Sepanjang tahun lalu, Bulog menyerap 752.079 ton beras petani, turun dibandingkan dengan realisasi penyerapan tahun 2019 yang mencapai 957.694 ton. Realisasi penyerapan cenderung turun seiring dengan perubahan mekanisme penyaluran bantuan pangan pemerintah.

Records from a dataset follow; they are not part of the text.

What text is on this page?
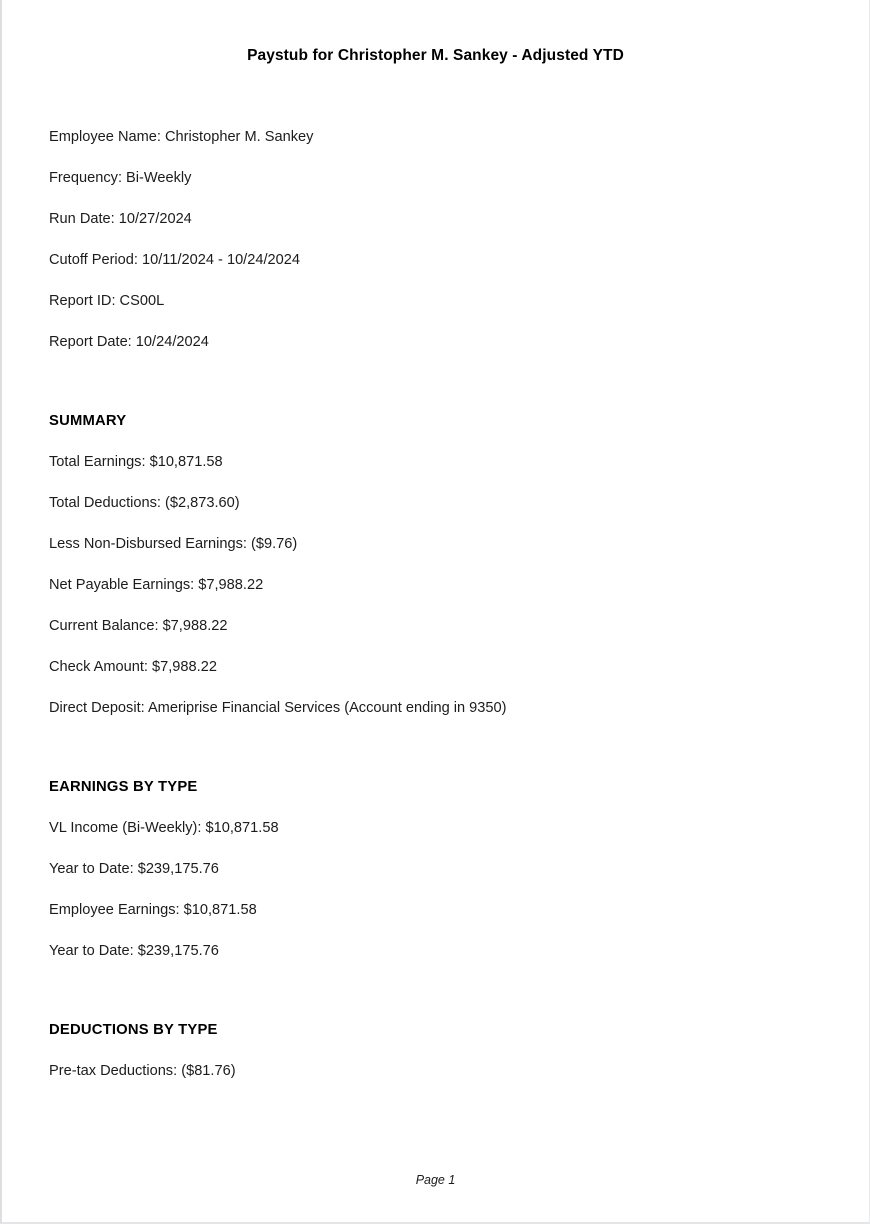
Paystub for Christopher M. Sankey - Adjusted YTD

Employee Name: Christopher M. Sankey

Frequency: Bi-Weekly

Run Date: 10/27/2024

Cutoff Period: 10/11/2024 - 10/24/2024

Report ID: CS00L

Report Date: 10/24/2024

SUMMARY

Total Earnings: $10,871.58

Total Deductions: ($2,873.60)

Less Non-Disbursed Earnings: ($9.76)

Net Payable Earnings: $7,988.22

Current Balance: $7,988.22

Check Amount: $7,988.22

Direct Deposit: Ameriprise Financial Services (Account ending in 9350)

EARNINGS BY TYPE

VL Income (Bi-Weekly): $10,871.58

Year to Date: $239,175.76

Employee Earnings: $10,871.58

Year to Date: $239,175.76

DEDUCTIONS BY TYPE

Pre-tax Deductions: ($81.76)

Page 1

Realisasi pengadaan beras oleh Bulog cenderung turun lima tahun terakhir, yakni dari 2,96 juta ton tahun 2016 menjadi 1,57 juta ton (2017), lalu 1,21 juta ton (2018), dan 957.694 ton (2019). Penurunan itu terjadi seiring meluasnya cakupan program bantuan pangan nontunai (BPNT) yang menggantikan penyaluran beras melalui program beras keluarga sejahtera (rastra).
Kesejahteraan petani
Produksi beras nasional sepanjang tahun ini, menurut proyeksi BPS, berpotensi mencapai 31,69 juta ton. Angka itu lebih tinggi dibandingkan dengan produksi tahun lalu yang mencapai 31,33 juta ton meski luas panen turun dari 10,66 juta hektar (2020) menjadi 10,52 juta hektar (2021).

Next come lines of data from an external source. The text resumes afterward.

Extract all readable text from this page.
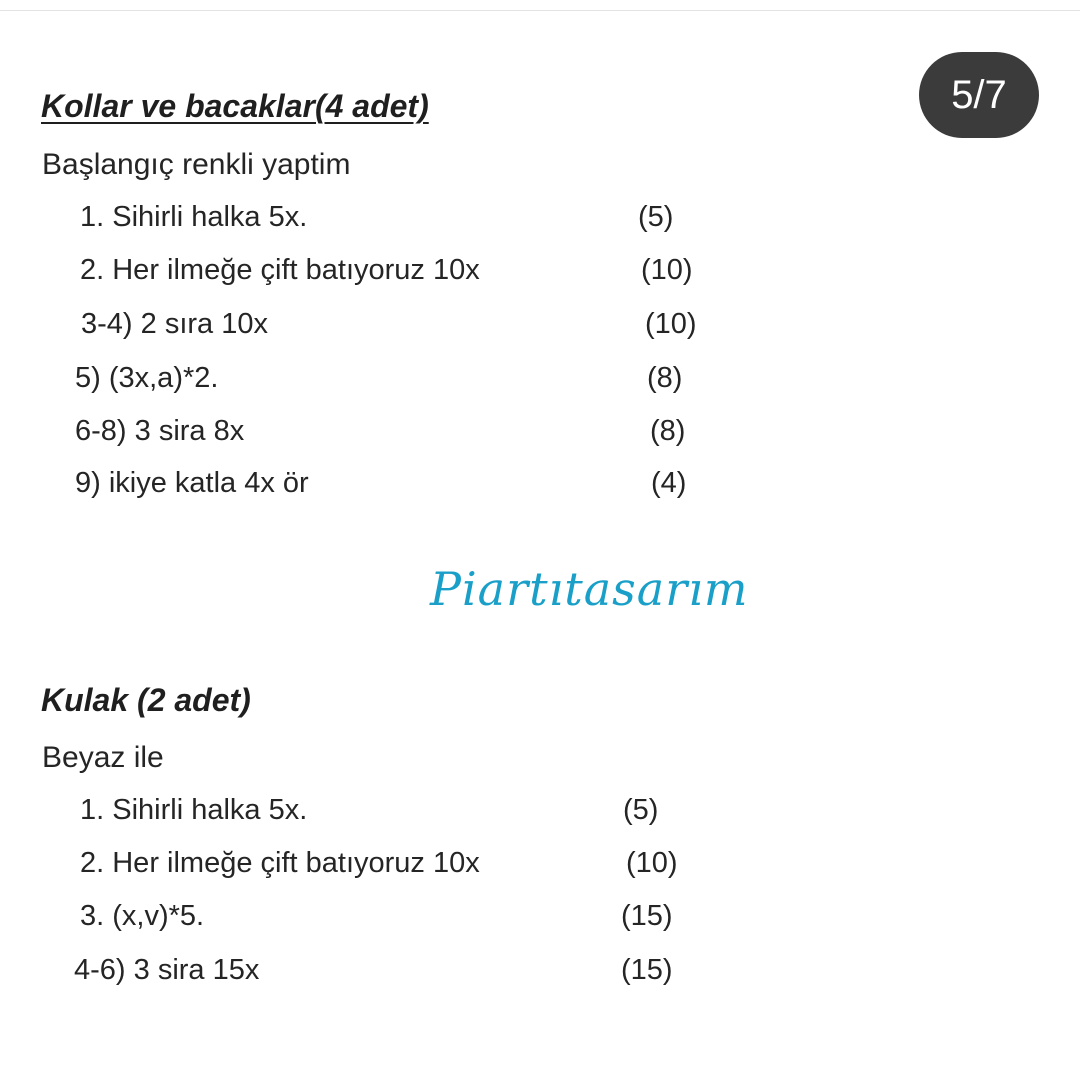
5/7
Kollar ve bacaklar(4 adet)
Başlangıç renkli yaptim
1. Sihirli halka 5x.	(5)
2. Her ilmeğe çift batıyoruz 10x	(10)
3-4) 2 sıra 10x	(10)
5) (3x,a)*2.	(8)
6-8) 3 sira 8x	(8)
9) ikiye katla 4x ör	(4)
Piartıtasarım
Kulak (2 adet)
Beyaz ile
1. Sihirli halka 5x.	(5)
2. Her ilmeğe çift batıyoruz 10x	(10)
3. (x,v)*5.	(15)
4-6) 3 sira 15x	(15)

Kenaikan produksi beras tahun ini, antara lain, ditopang oleh produktivitas lahan yang naik karena hujan turun cukup melimpah dan memenuhi kebutuhan pengairan sawah. Selain fenomena La Nina, serangan organisme pengganggu tanaman (OPT) relatif terkendali. Meski demikian, ada risiko lain yang dinilai perlu diantisipasi pemerintah, yakni kepastian pasar dan harga jual yang layak di tingkat petani.
Petani padi di Klaten, Jawa Tengah, Tukimin, dalam webinar ”Penguatan Sistem Pangan Nasional yang Berdaulat dan Tangguh” yang digelar Koalisi Rakyat untuk Keadilan Pangan (KRKP), Selasa, menyatakan, petani membutuhkan kepastian pasar. ”Kami sudah berkali-kali kesulitan menjual gabah dengan harga yang baik seperti terjadi saat awal pandemi tahun lalu,” ujarnya.
Koordinator Nasional KRKP Said Abdullah menyatakan, harga jual merupakan faktor yang krusial bagi kelangsungan usaha petani dan ekonomi perdesaan. Oleh karena itu, pemerintah perlu memastikan petani mendapatkan harga yang layak melalui instrumen yang ada, seperti penyerapan beras oleh Bulog. Dengan demikian, usaha petani bisa tetap jalan dan berkelanjutan.
Menurut Said, harga jual yang baik akan menentukan pendapatan sekaligus kesejahteraan petani. Jika faktor itu terpenuhi, ekonomi desa akan ikut bergerak dan secara agregat akan menopang perekonomian nasional. Apalagi hingga kini komoditas padi masih ditanam dan menjadi sumber penghasilan belasan juta petani di Indonesia.
BPS mencatat, nilai tukar petani (NTP) tanaman pangan di bawah titik impas 100 sepanjang Februari 2021 hingga November 2021. Artinya, petani tanaman pangan merugi karena indeks harga yang harus mereka bayarkan lebih tinggi dibandingkan dengan indeks harga yang mereka terima. ”Kesejahteraan petani mesti jadi visi pemerintah dalam membangun sektor pertanian,” ujarnya.